Republicans explode?

faethor

Active Member
Moderator
Joined
Aug 25, 2005
Messages
5,144
Reaction score
1,243
I heard an interesting theory. There is in fighting in the Republicans. The Christian Right (who btw are neither right nor christian) put up Palin to help ensure they can maintain contol in the part. McCain on the other hand is supported from the libertarians and fiscal conservatives. If McCain-Palin loses both portions are going to end up blaming each other and this may prove to split the party. The Fun Christians starting their own party and the more classic conservatives continuing to have their party.

Thoughts?
 
faethor said:
I heard an interesting theory. There is in fighting in the Republicans. The Christian Right (who btw are neither right nor christian) put up Palin to help ensure they can maintain contol in the part. McCain on the other hand is supported from the libertarians and fiscal conservatives. If McCain-Palin loses both portions are going to end up blaming each other and this may prove to split the party. The Fun Christians starting their own party and the more classic conservatives continuing to have their party.

Thoughts?
It amazes me that this is the first election when I didn't vote "none of the above" or blanket Republican across the board since I started voting in 1984.

Perhaps splitting the party and segmenting all the diehard religious nutjobs isn't a bad idea.

BTW, saw Religulous today (finally, a Huntsville theater grew a pair of balls, even if it was the "artsy theater") and while I openly admit that -- at times -- Bill Maher went too far insulting the people he was interviewing, overall I really enjoyed the movie and believe he made a lot of good, strong points about peoples' crutch on religion..

Wayne
 
Wayne said:
BTW, saw Religulous today (finally, a Huntsville theater grew a pair of balls, even if it was the "artsy theater") and while I openly admit that -- at times -- Bill Maher went too far insulting the people he was interviewing, overall I really enjoyed the movie and believe he made a lot of good, strong points about peoples' crutch on religion..
Interesting. Bill Maher in general has some good points and some crazy ones (eg Drs do no good.).

This same week the DVD for Expelled came out. So those that missed it can pick it up. I'm not sure about the cover however. It's a picture of Ben Stein with a quote from a reviewer giving it 4 stars. That reviewer is Ben Stein. I think that detracts from the films credibility.
 
Wayne said:
BTW, saw Religulous today (finally, a Huntsville theater grew a pair of balls, even if it was the "artsy theater") and while I openly admit that -- at times --


I saw that a few weeks back. It played as part of the Vancouver film festival. I wasn't sure if it would be at all well attended but when I got there it was packed.

For the most part it was pretty darn funny and I enjoyed the way the segments in which he talked about his own background. What I found very interesting was the way in which, though he was a lapsed Catholic with a Jewish mother he seems to be very much Jewish identified in many ways.

I went to see it with my wife who is Catholic and one of the most interesting things I noticed was our profoundly different reactions to the end of the film.

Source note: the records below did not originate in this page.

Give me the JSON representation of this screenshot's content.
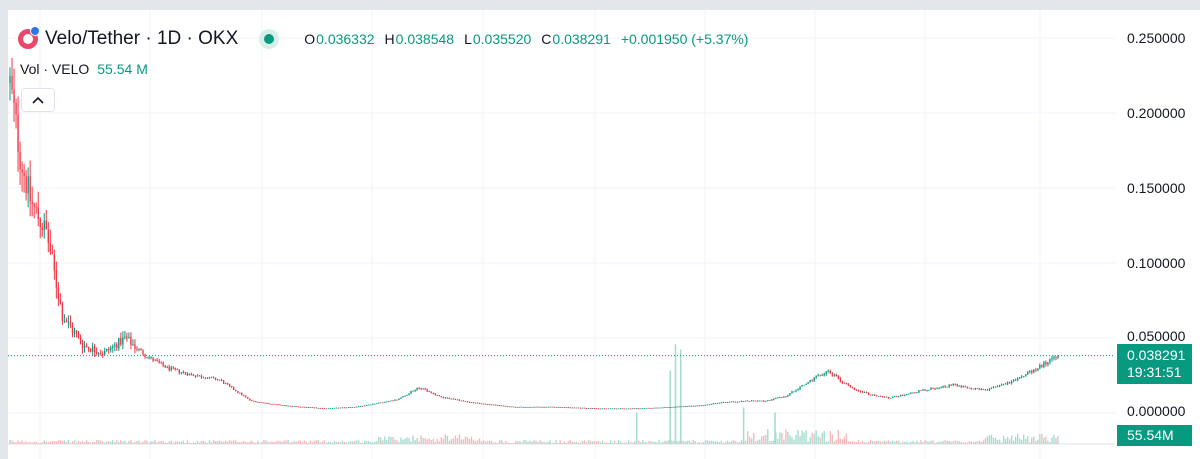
{
  "header": {
    "symbol": "Velo/Tether · 1D · OKX",
    "open_key": "O",
    "open": "0.036332",
    "high_key": "H",
    "high": "0.038548",
    "low_key": "L",
    "low": "0.035520",
    "close_key": "C",
    "close": "0.038291",
    "change": "+0.001950 (+5.37%)"
  },
  "volume_legend": {
    "name": "Vol · VELO",
    "value": "55.54 M"
  },
  "collapse_icon": "chevron-up-icon",
  "price_axis": {
    "ticks": [
      "0.250000",
      "0.200000",
      "0.150000",
      "0.100000",
      "0.050000",
      "0.000000"
    ]
  },
  "last_price": {
    "price": "0.038291",
    "countdown": "19:31:51"
  },
  "volume_label": "55.54M",
  "colors": {
    "up": "#089981",
    "down": "#f23645",
    "background": "#ffffff",
    "grid": "#f0f3fa"
  },
  "chart_data": {
    "type": "candlestick",
    "title": "Velo/Tether · 1D · OKX",
    "ylim": [
      0,
      0.26
    ],
    "y_ticks": [
      0,
      0.05,
      0.1,
      0.15,
      0.2,
      0.25
    ],
    "grid": true,
    "last_close": 0.038291,
    "price_trend": {
      "x": [
        0,
        0.01,
        0.02,
        0.035,
        0.05,
        0.07,
        0.09,
        0.11,
        0.13,
        0.15,
        0.17,
        0.2,
        0.23,
        0.26,
        0.3,
        0.33,
        0.37,
        0.39,
        0.41,
        0.44,
        0.48,
        0.52,
        0.56,
        0.6,
        0.63,
        0.66,
        0.68,
        0.7,
        0.72,
        0.74,
        0.76,
        0.78,
        0.8,
        0.82,
        0.84,
        0.87,
        0.9,
        0.93,
        0.96,
        0.98,
        1.0
      ],
      "close": [
        0.22,
        0.17,
        0.14,
        0.12,
        0.065,
        0.045,
        0.04,
        0.05,
        0.038,
        0.03,
        0.026,
        0.022,
        0.008,
        0.005,
        0.003,
        0.004,
        0.009,
        0.017,
        0.011,
        0.007,
        0.004,
        0.004,
        0.003,
        0.003,
        0.004,
        0.005,
        0.007,
        0.008,
        0.008,
        0.011,
        0.02,
        0.028,
        0.018,
        0.012,
        0.01,
        0.015,
        0.019,
        0.015,
        0.022,
        0.03,
        0.0383
      ]
    },
    "volume_spikes": [
      {
        "x": 0.63,
        "volume_rel": 0.7
      },
      {
        "x": 0.635,
        "volume_rel": 0.95
      },
      {
        "x": 0.64,
        "volume_rel": 0.9
      },
      {
        "x": 0.598,
        "volume_rel": 0.3
      },
      {
        "x": 0.7,
        "volume_rel": 0.35
      },
      {
        "x": 0.73,
        "volume_rel": 0.3
      }
    ]
  }
}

While the message at the end, that if you are tolerant of religion or if you are a moderate, then you are enabling extremists, is a point that I basically agree with but I felt the ending was heavy handed. I'm an atheist, and that is my position on religion is roughly the same but I felt that maybe that wasn't the most politically effective way to deliver the point. On the other hand, my wife found it thought provoking and compelling. In a way she felt that she had been allowed to feel smug throughout the movie because she wasn't one of those "crazy" religionists, and yet the ending seemed for her to bring the subject around to her personally, i.e. talking to the moderates and saying that lending support to the foundational philosophy of religion lends implicit validity to it's most extreme forms.
 
Republicans break into a 3rd party A good blog more detailed and thought out than my inital post.

Summary :
The Republican Party has been taken over by The Religious Right, The Neoconservative Movement, and Corporate Business Interests.... Many moderate Republicans still do not realize what has happened. They believe the Republican Party is still the same. They follow the Republican rhetoric of today because they haven't stopped to see the hypocrisy, the contradictions, and the slowly-changed priorities.